Das Jahr hat begonnen, wie das Vergangene endete. Ein schüchterner Anstieg, der Gewinn konnte jedoch nicht gehalten werden. Auf den ersten Blick nicht Neues auf breiter Front. Vielleicht sind die Nachrichten ein wenig zu positiv für meinen Geschmack. Aber da sind wir wieder bei der Kaffeesatzleserei…
Unten im Chart ( m.f.G. von http://www.tradesignaleonline.com) sehen wir den Chartverlauf des Deutschen Leitindex. Der DAX erreichte demnach die untere Begrenzung des seit August etablierten Aufwärtstrends. Nun kann es abprallen und dann in Richtung 7300 steigen oder die untere Begrenzung nach unten durchbrechen. Es ist zwar eine reine Spekulation aber die zweite Variante erscheint mir immer wahrscheinlicher. Im Chart sehen wir den Verlauf des Indikators MACD, welcher ziemlich zuverlässig längerfristige Trends anzeigt.
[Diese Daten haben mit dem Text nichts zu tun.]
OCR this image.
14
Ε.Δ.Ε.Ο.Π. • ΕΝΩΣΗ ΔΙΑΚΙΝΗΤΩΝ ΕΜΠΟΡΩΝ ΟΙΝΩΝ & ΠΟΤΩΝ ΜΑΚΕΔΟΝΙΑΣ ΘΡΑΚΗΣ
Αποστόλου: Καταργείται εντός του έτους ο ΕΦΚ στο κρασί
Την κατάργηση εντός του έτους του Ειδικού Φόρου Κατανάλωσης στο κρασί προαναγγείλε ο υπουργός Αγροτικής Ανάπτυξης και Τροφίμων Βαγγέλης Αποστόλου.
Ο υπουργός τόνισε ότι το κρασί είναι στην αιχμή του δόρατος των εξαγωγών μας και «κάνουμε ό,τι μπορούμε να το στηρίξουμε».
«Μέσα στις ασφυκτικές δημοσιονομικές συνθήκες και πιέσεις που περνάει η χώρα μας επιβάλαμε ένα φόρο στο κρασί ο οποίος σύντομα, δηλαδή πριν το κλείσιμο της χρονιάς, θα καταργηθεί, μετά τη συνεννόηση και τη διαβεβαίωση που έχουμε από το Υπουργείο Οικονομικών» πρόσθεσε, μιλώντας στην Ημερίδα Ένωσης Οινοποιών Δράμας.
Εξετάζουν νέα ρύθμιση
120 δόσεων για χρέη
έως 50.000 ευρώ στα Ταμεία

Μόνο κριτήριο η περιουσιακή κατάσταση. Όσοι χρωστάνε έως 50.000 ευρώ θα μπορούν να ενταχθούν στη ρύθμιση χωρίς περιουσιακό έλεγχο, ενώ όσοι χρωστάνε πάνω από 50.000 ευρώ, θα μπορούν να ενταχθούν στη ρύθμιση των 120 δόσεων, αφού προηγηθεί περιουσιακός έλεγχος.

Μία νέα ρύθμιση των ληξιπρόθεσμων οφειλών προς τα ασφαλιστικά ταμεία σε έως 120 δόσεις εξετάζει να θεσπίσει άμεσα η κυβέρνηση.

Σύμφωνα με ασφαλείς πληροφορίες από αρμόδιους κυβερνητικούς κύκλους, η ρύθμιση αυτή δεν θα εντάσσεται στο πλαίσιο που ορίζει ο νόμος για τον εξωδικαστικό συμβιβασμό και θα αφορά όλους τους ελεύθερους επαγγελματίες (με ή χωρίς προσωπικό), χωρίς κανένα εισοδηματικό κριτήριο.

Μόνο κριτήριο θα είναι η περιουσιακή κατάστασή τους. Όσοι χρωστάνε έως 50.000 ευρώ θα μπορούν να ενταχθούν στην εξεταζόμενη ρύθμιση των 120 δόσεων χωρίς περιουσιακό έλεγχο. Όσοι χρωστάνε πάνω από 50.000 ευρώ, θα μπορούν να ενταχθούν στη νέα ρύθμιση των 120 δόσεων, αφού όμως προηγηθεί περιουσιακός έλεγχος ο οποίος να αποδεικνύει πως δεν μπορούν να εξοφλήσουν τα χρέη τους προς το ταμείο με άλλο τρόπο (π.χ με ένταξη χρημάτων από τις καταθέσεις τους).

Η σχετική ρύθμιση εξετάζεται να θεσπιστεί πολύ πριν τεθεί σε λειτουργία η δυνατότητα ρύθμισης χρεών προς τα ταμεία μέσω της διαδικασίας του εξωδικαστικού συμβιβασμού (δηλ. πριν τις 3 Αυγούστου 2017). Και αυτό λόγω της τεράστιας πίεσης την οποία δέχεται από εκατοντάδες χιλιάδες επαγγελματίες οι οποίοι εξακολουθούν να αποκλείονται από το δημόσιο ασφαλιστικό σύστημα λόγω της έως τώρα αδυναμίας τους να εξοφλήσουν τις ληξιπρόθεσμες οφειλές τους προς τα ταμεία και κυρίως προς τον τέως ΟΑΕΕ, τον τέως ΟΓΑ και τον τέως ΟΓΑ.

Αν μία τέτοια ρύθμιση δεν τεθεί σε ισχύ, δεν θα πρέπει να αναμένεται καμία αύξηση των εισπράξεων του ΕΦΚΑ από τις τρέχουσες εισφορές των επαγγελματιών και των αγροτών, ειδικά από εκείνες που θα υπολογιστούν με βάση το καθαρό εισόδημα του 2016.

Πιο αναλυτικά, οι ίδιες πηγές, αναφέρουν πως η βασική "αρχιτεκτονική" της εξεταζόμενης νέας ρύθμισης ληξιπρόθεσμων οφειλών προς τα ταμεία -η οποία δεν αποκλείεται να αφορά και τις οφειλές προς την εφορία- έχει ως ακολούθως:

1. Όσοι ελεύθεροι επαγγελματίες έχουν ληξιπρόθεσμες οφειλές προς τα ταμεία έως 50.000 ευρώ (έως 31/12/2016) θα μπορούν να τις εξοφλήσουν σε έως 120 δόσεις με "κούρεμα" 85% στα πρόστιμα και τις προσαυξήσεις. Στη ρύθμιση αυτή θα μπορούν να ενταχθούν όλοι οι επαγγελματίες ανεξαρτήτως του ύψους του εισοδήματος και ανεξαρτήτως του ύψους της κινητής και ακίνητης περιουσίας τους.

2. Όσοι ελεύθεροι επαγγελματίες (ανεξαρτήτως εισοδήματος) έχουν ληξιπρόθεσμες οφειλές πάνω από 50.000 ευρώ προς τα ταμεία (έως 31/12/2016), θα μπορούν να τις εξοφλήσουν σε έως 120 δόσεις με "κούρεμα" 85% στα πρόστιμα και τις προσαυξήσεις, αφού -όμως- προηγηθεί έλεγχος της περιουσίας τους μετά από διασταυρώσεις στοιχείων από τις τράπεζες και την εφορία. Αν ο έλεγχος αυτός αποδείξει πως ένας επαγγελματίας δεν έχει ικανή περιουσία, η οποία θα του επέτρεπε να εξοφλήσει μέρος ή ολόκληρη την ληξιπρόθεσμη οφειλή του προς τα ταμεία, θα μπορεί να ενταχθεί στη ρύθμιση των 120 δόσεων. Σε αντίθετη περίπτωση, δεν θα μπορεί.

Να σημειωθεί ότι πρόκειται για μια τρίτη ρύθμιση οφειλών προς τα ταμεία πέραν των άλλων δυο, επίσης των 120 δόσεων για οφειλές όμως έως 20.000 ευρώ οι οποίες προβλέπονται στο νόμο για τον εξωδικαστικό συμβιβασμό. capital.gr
Dieser dreht ebenfalls allmählich seine Richtung. Natürlich kann die ganze in einer Woche hinfällig sein, erwähnenswert ist es trotzdem.
Einzig was mich etwas mehr stutzig macht, ist die implizite Volatilität. Diese scheint seit 2 Wochen zu steigen und das trotz des freundlichen Marktes. Zur Zeit liegt sie bei knappen 20% und auch heute zum Schluss ist sie gestiegen. Zumindest sieht man es unter Commdirect.
Die Vola im Chart unten ist nicht aktuell.
Dieser Wert von knapp 20% entspricht auch grob meiner Schätzung.
Das heisst aber, dass die allgemeine Nervosität nicht abnimmt.
Dennoch bleibe ich auch hier zurückhaltend, was weiterere Prognosen angeht.
Mein Indikator ist weiterhin unetschlossen, allerdings gibt nach langer Pause wieder Shortsignale ab. Ein Shortsignal wurde faktisch beim Einstand heute morgen beendet und zur Zeit bleibt der DAX daily auf der Kaufseite positioniert.